Ce sont précisément ces simplicité et viscéralité (qui font qu’une histoire de survie se transforme en autre chose dans le dernier quart du premier épisode; et au début du second, nous découvrons des faits pertinents qui changent complètement la perspective de l’histoire) qui la rendent difficile. prédire les directions que prendra la série. Il semble raisonnable de se fier, oui, au bon travail du créateur de la série, Aaron Guzikowski, qui a entre autres scénarisé un film très sombre de Denis Villeneuve, le merveilleux «Prisonniers». Et si dans deux chapitres initiaux ** vous avez créé une symbologie profonde et originale pour la série, et que vous avez peint en trois traits une poignée de personnages fascinants **, il y a lieu d’espérer que les choses resteront à ce niveau.

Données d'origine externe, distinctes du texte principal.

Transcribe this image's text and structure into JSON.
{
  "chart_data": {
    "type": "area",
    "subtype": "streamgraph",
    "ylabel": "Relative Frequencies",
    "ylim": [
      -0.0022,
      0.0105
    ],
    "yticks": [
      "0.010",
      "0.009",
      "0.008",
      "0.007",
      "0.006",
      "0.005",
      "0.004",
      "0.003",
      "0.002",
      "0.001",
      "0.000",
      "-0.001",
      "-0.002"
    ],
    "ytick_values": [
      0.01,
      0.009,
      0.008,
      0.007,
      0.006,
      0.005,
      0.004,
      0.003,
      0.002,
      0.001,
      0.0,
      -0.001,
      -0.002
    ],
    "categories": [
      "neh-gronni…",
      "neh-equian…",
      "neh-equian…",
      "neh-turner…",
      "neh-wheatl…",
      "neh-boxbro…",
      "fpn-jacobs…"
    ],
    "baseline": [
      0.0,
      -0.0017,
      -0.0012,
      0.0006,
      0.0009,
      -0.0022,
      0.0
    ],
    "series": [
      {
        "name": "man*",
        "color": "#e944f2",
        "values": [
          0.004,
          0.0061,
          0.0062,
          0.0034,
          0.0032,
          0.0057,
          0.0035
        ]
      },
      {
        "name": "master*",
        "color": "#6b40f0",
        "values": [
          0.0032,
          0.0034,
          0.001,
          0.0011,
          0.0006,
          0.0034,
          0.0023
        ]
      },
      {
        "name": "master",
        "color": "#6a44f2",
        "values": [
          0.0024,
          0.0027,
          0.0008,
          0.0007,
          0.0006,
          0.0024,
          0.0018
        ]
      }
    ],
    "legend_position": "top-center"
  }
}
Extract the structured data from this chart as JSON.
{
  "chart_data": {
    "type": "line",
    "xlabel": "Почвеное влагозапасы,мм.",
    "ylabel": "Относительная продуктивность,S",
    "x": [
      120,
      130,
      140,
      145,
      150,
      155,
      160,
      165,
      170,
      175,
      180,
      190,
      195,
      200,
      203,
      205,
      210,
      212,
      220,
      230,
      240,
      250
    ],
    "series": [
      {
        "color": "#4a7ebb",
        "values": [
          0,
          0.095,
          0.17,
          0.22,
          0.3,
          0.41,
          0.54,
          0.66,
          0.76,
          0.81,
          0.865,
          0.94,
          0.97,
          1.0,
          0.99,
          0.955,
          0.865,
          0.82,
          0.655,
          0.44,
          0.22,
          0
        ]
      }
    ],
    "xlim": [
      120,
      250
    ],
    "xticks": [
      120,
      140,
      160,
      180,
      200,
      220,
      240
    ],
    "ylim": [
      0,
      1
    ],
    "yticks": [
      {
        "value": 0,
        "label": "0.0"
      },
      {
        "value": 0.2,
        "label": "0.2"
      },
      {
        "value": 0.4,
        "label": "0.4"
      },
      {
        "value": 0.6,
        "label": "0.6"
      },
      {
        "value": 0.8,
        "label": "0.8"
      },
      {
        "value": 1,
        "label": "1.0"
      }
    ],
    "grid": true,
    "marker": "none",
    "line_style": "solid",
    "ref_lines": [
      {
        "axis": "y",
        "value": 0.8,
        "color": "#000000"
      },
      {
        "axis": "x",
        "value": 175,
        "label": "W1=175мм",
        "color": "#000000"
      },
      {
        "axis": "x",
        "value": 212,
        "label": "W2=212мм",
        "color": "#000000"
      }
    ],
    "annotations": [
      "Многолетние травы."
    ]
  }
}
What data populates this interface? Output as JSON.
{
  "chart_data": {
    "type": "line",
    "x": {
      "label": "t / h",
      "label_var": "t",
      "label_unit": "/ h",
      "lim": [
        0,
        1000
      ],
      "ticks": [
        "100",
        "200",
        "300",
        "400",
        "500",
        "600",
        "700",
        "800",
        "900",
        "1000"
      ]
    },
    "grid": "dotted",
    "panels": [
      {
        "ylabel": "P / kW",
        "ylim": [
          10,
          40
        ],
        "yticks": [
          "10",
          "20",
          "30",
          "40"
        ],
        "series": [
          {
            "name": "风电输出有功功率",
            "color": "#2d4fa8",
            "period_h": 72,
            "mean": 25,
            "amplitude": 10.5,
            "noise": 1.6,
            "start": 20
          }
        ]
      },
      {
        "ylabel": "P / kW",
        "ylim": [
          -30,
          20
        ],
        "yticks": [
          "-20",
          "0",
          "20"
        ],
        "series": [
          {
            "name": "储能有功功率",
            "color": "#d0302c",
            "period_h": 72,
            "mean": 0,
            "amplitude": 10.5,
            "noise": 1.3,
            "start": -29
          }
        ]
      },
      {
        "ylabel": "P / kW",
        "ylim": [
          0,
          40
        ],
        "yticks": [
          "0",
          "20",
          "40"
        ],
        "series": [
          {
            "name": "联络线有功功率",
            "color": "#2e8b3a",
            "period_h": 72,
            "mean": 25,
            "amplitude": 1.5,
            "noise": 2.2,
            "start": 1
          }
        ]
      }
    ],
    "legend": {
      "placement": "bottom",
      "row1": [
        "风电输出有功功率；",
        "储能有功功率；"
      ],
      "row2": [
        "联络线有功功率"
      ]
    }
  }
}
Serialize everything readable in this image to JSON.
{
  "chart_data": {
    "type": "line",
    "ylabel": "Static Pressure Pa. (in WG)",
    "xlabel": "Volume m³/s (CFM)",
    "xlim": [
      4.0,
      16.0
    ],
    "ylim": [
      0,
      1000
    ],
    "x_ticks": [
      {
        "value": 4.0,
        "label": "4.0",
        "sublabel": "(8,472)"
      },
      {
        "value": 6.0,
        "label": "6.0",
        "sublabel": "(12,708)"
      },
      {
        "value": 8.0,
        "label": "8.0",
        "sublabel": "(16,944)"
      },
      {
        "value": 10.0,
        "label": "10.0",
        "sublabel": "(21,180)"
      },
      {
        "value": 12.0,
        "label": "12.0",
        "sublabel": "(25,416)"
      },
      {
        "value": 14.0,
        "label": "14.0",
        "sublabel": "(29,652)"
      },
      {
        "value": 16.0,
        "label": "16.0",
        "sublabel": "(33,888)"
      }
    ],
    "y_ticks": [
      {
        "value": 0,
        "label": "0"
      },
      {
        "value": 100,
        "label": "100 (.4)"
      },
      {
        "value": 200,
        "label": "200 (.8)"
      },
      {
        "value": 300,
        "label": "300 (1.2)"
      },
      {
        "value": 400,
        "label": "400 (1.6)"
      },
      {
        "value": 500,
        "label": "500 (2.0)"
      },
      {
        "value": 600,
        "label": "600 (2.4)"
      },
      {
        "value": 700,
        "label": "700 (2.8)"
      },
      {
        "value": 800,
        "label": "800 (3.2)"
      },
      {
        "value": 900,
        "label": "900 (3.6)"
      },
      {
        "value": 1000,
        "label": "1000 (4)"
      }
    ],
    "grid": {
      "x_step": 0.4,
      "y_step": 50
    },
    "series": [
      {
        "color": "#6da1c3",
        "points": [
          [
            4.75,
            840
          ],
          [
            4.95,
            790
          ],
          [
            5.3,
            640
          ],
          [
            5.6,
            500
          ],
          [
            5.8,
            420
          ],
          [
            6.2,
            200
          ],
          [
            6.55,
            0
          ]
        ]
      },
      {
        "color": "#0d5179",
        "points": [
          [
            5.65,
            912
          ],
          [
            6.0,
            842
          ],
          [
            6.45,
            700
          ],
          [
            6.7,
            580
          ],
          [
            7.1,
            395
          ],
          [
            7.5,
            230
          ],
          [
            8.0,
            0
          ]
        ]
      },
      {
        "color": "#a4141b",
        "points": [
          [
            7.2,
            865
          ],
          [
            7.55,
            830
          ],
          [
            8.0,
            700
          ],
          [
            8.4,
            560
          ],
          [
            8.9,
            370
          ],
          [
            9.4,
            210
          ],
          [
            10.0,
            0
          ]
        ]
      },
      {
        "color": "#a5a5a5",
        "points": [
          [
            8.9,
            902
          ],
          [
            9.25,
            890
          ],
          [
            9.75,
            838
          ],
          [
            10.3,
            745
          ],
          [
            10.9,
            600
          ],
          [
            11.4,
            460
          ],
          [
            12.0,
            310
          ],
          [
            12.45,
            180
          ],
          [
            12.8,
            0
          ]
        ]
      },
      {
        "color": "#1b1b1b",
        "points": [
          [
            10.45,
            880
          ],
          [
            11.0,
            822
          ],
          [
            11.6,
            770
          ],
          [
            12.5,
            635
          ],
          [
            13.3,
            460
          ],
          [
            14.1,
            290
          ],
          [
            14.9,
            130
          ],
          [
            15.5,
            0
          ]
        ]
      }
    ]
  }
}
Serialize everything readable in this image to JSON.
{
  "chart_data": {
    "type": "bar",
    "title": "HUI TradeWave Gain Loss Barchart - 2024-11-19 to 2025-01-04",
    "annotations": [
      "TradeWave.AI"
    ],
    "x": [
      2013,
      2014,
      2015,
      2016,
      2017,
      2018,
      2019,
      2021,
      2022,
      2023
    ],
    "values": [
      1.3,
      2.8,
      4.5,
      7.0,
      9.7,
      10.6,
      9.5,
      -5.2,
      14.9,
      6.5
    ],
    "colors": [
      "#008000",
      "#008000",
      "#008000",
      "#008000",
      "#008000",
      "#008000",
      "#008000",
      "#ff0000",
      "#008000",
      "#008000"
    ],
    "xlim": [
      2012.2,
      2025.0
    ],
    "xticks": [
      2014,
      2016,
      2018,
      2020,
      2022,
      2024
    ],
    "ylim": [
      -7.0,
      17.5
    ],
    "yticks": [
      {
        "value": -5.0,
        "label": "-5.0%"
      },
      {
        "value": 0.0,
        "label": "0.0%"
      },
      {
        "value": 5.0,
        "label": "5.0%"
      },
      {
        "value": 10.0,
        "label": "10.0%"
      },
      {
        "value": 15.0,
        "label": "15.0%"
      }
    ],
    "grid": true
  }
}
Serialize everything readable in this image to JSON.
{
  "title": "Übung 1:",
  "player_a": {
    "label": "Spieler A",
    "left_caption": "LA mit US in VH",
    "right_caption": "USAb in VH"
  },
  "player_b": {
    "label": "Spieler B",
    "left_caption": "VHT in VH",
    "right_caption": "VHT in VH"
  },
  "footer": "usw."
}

«  Raised by Wolves  » est une grande et modeste histoire de science-fiction sombre, qui s’inspire du genre de bandes dessinées désolées d’il y a quelques décennies, comme «  Metal Hurlant  » ou «  2000 AD  », et que dès qu’il développe une mystique transcendantale fascinante car il est couvert dans les codes visuels de la Nouvelle Chair avec un arrière-goût de latex années quatre-vingt. Un produit très original et décidément pas pour tous les goûts, mais avec quelle facilité il peut briller comme une nouvelle voie à suivre dans l’évolution (prévisible) très sinistre que le genre nous donnera dans les années à venir.